Surface modification of LiCo_1/3Ni_1/3Mn _1/3O₂ by TiO₂-coating

A method to improve the cycling performance of LiCo_1/3Ni _1/3Mn_1/3O₂ in lithium-ion batteries by coating with TiO₂ using an in-situ dipping and hydrolyzing method was presented in this work. The effect of the TiO₂ coating on the structure and electrochemical properties of LiCo_1/3Ni _1/3Mn_1/3O₂ was investigated using X-ray diffraction (XRD), electrochemical impedance spectroscopy (EIS), inductively coupled plasma-optical emission spectroscopy (ICP-OES), and galvanostatic charge/discharge testing. TiO₂ forms a layer on the surface of LiCO_1/3Ni_1/3Mn_1/3O₂ without destroying the structure of the core material. The TiO₂Coated LiCo_1/3Ni_1/3Mn_1/3O₂ possesses better rate capability and cyclability than the uncoated material.

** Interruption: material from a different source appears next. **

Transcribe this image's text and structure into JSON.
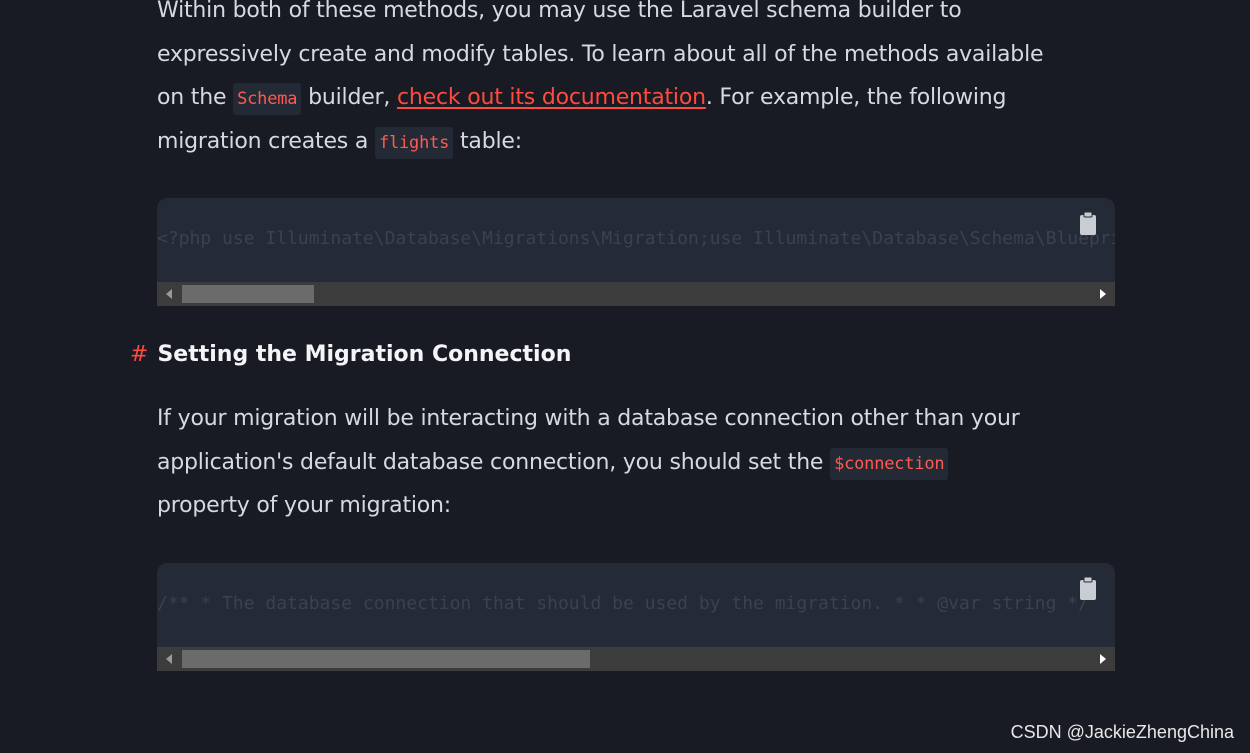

The capacity of the TiO₂-coated material at 5.0C (1.0C=160 mȦg^-1) reaches 66.0% of that achieved at 0.2C, while the capacity of the uncoated LiCo_1/3Ni_1/3Mn_1/3O₂ obtains a value of only 31.5%. The rate of capacity retention after 12 cycles at 2.0C for the coated sample is about 100%, which is much better than that of the uncoated material (94.4%). EIS shows that the reason for this improvement in the capacity of the coated material is the enhanced interface stability during cycling. XRD and ICP-OES tests taken after cycling indicate that the TiO₂-coating can enhance the structural stability of LiCo_1/3Ni _1/3Mn_1/3O₂.